Mengenang Para Mujahid Tsunami Aceh Lewat Puisi





Hampir tak terbayangkan dulu, ketika Gempa dan Tsunami Aceh melanda. Kini musibah maha dahsyat itu telah berlalu 16 tahun lamanya. Namun apa yang terjadi, tentu tak mudah dilupakan apalagi banyak pula saudara dan para sahabat yang menjadi korban. 

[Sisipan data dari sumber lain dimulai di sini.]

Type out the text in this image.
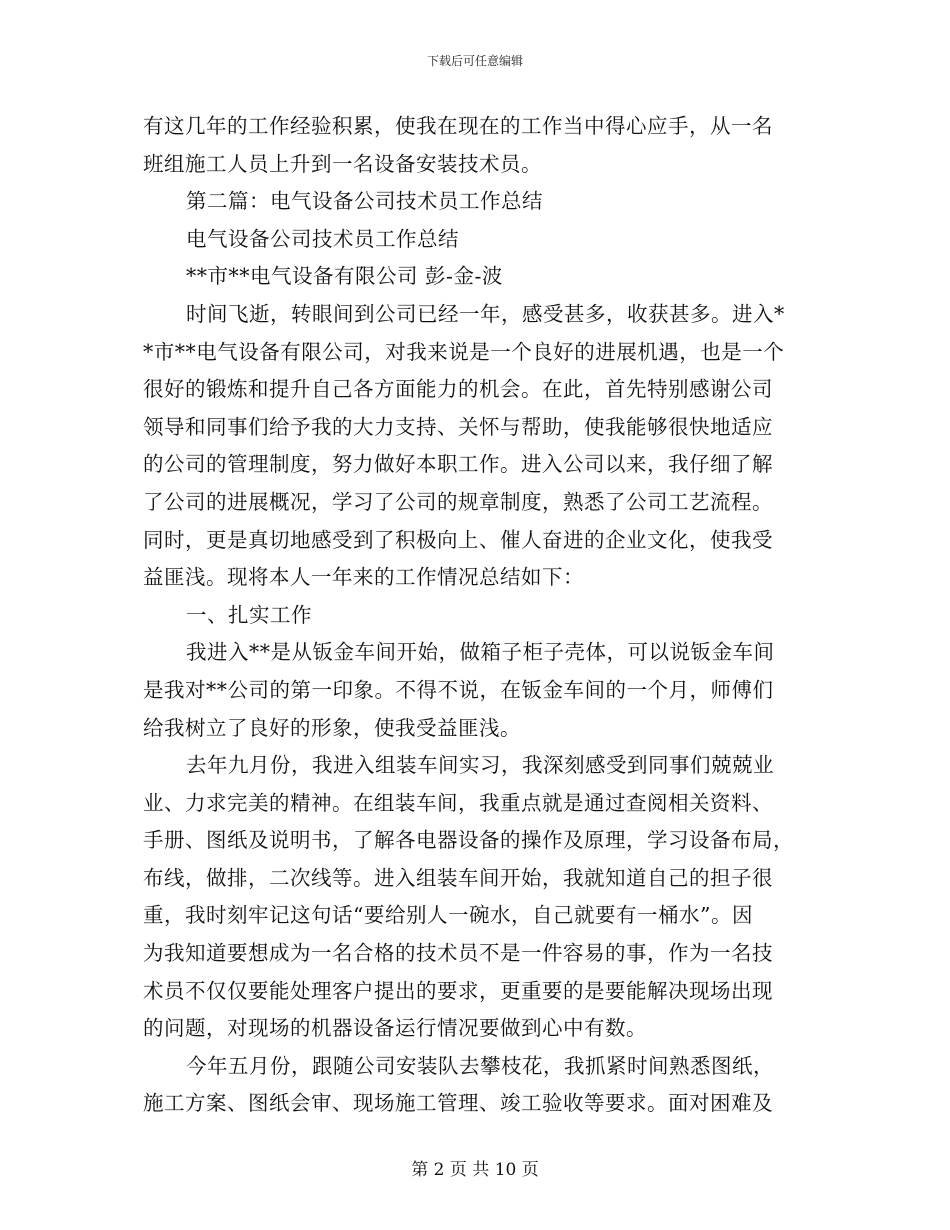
下载后可任意编辑
有这几年的工作经验积累，使我在现在的工作当中得心应手，从一名
班组施工人员上升到一名设备安装技术员。
第二篇：电气设备公司技术员工作总结
电气设备公司技术员工作总结
**市**电气设备有限公司 彭-金-波
时间飞逝，转眼间到公司已经一年，感受甚多，收获甚多。进入*
*市**电气设备有限公司，对我来说是一个良好的进展机遇，也是一个
很好的锻炼和提升自己各方面能力的机会。在此，首先特别感谢公司
领导和同事们给予我的大力支持、关怀与帮助，使我能够很快地适应
的公司的管理制度，努力做好本职工作。进入公司以来，我仔细了解
了公司的进展概况，学习了公司的规章制度，熟悉了公司工艺流程。
同时，更是真切地感受到了积极向上、催人奋进的企业文化，使我受
益匪浅。现将本人一年来的工作情况总结如下：
一、扎实工作
我进入**是从钣金车间开始，做箱子柜子壳体，可以说钣金车间
是我对**公司的第一印象。不得不说，在钣金车间的一个月，师傅们
给我树立了良好的形象，使我受益匪浅。
去年九月份，我进入组装车间实习，我深刻感受到同事们兢兢业
业、力求完美的精神。在组装车间，我重点就是通过查阅相关资料、
手册、图纸及说明书，了解各电器设备的操作及原理，学习设备布局，
布线，做排，二次线等。进入组装车间开始，我就知道自己的担子很
重，我时刻牢记这句话“要给别人一碗水，自己就要有一桶水”。因
为我知道要想成为一名合格的技术员不是一件容易的事，作为一名技
术员不仅仅要能处理客户提出的要求，更重要的是要能解决现场出现
的问题，对现场的机器设备运行情况要做到心中有数。
今年五月份，跟随公司安装队去攀枝花，我抓紧时间熟悉图纸，
施工方案、图纸会审、现场施工管理、竣工验收等要求。面对困难及
第 2 页 共 10 页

Kejadaian maha dahsyat itu, beriringan pula dengan konflik Aceh yang belum usai. Konflik dan Tsunami menjadi dua hal yang berkaitan hingga melahirkan resolusi konflik Aceh hingga hari ini. Mungkin teguran gempa dan tsunami itu untuk menghentikan pula konflik yang berkepanjangan di Aceh. 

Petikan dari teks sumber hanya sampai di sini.